Whether or not you followed his career, you’re probably familiar with this easygoing and unconventional interviewer who was always hunched over his desk in that iconic glasses-and-suspenders combo as he conducted interviews in a way that was unlike most hosts. Larry King was a legendary personality who became a staple in the world of American talk shows.
His career lasted 60 years after he got into the broadcasting industry through radio. His first broadcast as a disc jockey was back in 1957 for a small Miami station. From there, his career just kept building momentum until he landed gigs that we now know him for, the most legendary of which was hosting Larry King Live on CNN for 25 years.
King was known for his casual approach to interviewing, with his open-ended and direct questions allowing for more room for his guests to talk about themselves and whatever they wanted to promote or address in a less restricted environment. This made for some of the most candid and enlightening interviews, which was made even more compelling by the fact that the interviewees he invited onto the show could be anyone from celebrities and politicians to conspiracy theorists and everyday people.

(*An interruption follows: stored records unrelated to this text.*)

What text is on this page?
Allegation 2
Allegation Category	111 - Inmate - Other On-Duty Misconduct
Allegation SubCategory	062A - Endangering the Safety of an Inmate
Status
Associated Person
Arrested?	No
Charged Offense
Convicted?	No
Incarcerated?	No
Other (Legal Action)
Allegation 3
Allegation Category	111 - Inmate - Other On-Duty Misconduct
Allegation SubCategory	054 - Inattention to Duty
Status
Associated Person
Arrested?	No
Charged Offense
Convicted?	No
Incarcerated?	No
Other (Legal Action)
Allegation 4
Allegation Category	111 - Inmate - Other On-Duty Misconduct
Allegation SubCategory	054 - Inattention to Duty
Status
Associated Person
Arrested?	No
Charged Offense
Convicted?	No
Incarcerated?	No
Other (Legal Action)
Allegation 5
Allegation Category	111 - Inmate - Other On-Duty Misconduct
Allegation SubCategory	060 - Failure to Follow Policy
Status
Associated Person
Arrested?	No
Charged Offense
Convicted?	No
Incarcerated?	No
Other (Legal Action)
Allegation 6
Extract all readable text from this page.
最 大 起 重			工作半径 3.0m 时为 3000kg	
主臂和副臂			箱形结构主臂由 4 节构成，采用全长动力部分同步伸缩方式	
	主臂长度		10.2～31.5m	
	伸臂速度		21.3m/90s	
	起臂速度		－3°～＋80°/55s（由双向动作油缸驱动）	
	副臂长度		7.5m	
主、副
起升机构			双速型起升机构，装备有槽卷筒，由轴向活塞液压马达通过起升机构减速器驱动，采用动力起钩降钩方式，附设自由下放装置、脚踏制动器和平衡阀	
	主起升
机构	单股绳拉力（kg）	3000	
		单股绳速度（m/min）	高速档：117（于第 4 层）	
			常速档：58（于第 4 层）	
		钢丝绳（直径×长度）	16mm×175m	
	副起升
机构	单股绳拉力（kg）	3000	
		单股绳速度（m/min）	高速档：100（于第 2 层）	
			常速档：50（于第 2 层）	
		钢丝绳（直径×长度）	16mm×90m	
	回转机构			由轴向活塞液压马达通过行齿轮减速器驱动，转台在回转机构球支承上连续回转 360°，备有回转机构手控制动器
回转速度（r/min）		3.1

His children, Larry King Jr., Chance King, and Cannon King, also addressed his death in a tweet posted in the late host’s account.
“We are heartbroken over our father’s death, and together with our extended family mourn his passing,” it read. “The world knew Larry King as a great broadcaster and interviewer, but to us he was ‘dad.’”
In the statement, his sons also expressed their gratitude for the “outpouring of love and the remembrances of his remarkable career.” They added that, in lieu of flowers, they ask that people consider donating to the American Heart Association or the Beverly Hills Fire Department EMS.
Neither Ora Media’s announcement nor his children’s statement specified the cause of King’s death. However, King was hospitalized just weeks ago after contracting COVID-19.